An Ordered Sample Consensus (ORSAC) Method for Data Cleaning Inspired by
RANSAC: Identifying Probable Mislabeled Data
Abstract
In classification problems, mislabeled data can have a dramatic effect
on the capability of a trained model. The traditional method of dealing
with mislabeled data is through expert review of the data. However, this
is not always ideal, due to both the large volume of data in many
classification datasets, as with image datasets supporting deep learning
models, and the limited availability of human experts for review of the
data. Herein we propose an Ordered Sample Consensus (ORSAC) method to
support data cleaning by flagging mislabeled data.

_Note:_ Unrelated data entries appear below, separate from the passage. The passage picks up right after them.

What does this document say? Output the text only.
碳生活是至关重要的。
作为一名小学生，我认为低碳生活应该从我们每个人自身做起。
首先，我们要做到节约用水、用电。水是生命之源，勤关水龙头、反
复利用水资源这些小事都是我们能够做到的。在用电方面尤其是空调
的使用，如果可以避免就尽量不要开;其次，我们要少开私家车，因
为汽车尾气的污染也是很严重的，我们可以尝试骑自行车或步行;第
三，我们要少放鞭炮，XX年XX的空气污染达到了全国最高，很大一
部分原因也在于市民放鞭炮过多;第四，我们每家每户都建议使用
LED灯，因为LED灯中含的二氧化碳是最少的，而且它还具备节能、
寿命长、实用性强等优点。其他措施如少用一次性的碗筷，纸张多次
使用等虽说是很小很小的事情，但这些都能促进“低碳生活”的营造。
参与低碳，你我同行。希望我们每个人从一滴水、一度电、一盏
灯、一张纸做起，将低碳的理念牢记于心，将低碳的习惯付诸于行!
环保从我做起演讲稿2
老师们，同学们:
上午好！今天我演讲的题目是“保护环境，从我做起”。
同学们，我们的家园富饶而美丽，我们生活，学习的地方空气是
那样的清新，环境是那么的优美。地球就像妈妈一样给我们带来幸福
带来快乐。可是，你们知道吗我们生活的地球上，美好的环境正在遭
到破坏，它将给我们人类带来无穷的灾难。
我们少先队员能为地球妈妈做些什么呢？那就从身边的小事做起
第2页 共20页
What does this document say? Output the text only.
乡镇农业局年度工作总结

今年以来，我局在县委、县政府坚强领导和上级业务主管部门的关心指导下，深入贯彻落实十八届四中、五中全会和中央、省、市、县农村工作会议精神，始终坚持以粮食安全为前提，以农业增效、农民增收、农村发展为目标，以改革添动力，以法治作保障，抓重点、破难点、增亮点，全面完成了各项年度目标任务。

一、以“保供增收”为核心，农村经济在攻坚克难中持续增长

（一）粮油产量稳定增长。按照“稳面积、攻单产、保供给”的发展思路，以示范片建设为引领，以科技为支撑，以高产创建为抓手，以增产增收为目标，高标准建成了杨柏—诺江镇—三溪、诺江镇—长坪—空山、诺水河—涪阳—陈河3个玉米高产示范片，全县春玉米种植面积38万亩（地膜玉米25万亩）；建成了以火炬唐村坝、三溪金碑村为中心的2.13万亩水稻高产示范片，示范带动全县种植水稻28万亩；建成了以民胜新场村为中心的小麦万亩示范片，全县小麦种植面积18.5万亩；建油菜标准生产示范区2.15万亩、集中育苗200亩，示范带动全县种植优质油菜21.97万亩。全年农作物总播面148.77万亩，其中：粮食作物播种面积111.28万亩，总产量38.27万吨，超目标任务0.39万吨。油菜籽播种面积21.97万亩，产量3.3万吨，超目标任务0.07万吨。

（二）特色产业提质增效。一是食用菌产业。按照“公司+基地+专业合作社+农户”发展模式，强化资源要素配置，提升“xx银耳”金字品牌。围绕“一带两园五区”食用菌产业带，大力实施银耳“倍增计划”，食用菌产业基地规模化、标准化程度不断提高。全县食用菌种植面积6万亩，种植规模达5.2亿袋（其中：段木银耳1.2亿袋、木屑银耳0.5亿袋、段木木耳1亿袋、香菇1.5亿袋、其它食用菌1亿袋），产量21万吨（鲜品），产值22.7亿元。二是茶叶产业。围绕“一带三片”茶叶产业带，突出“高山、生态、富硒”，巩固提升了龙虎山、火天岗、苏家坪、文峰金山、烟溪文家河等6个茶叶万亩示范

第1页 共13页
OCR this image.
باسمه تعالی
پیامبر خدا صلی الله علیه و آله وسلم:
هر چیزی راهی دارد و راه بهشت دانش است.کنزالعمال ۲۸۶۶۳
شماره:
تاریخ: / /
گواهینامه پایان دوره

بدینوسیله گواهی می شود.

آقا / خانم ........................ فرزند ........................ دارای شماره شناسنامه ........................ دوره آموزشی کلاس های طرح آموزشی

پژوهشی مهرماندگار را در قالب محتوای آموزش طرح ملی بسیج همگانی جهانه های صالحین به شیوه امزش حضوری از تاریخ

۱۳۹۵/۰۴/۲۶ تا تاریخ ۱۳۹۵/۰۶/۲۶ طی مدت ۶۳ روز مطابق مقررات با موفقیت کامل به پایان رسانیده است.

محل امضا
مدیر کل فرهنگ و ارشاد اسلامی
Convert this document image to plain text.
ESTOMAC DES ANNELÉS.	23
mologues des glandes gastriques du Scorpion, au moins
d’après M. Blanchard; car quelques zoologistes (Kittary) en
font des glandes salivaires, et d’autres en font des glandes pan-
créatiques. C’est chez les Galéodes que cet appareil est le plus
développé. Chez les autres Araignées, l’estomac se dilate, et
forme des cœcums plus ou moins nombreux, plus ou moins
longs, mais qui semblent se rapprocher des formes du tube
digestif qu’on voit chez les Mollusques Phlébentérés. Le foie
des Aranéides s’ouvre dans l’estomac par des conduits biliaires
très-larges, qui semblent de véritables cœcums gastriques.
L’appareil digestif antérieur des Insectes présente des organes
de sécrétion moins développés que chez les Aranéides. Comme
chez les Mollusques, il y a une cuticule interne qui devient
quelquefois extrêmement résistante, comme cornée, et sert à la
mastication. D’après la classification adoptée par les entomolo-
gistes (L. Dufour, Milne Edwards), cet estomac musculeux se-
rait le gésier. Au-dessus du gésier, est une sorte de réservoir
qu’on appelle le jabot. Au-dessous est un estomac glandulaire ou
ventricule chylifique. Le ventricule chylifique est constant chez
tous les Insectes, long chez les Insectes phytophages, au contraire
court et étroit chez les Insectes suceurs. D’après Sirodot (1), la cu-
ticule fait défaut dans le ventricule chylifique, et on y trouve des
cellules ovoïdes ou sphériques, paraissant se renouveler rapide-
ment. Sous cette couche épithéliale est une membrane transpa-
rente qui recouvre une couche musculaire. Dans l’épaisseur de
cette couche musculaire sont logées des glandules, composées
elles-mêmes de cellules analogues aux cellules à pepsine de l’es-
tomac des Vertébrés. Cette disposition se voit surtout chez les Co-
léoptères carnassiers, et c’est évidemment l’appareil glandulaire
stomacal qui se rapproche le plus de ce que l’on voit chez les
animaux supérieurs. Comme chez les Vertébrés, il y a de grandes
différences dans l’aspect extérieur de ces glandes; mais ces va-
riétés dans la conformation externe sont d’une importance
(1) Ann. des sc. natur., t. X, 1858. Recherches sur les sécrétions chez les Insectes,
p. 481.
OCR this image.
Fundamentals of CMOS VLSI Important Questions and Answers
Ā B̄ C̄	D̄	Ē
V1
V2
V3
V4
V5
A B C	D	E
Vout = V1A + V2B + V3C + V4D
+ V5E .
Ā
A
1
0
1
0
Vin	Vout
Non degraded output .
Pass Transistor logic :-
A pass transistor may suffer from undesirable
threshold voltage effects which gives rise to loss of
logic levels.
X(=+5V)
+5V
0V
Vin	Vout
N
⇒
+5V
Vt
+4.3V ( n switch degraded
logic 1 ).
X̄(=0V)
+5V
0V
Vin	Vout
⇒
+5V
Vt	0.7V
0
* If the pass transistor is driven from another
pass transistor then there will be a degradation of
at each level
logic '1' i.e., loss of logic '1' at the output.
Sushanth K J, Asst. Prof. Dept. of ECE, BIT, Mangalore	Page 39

This method is
inspired by the Random Sample Consensus (RANSAC) method for outlier
detection. In short, the method involves iteratively training and
testing a model on different splits of the dataset, recording
misclassifications, and flagging data which is frequently misclassified
as probable mislabels. We evaluate the method by purposefully
mislabeling subsets of the data and assessing the method’s capabilities
to find such data. We demonstrate with three datasets, a mosquito image
dataset, CIFAR-10, and CIFAR-100, that this method is reliable in
finding mislabeled data with a high degree of accuracy. Our experimental
results indicate a high proficiency of our methodology in identifying
mislabeled data across these diverse datasets, with performance assessed
using different mislabeling frequencies.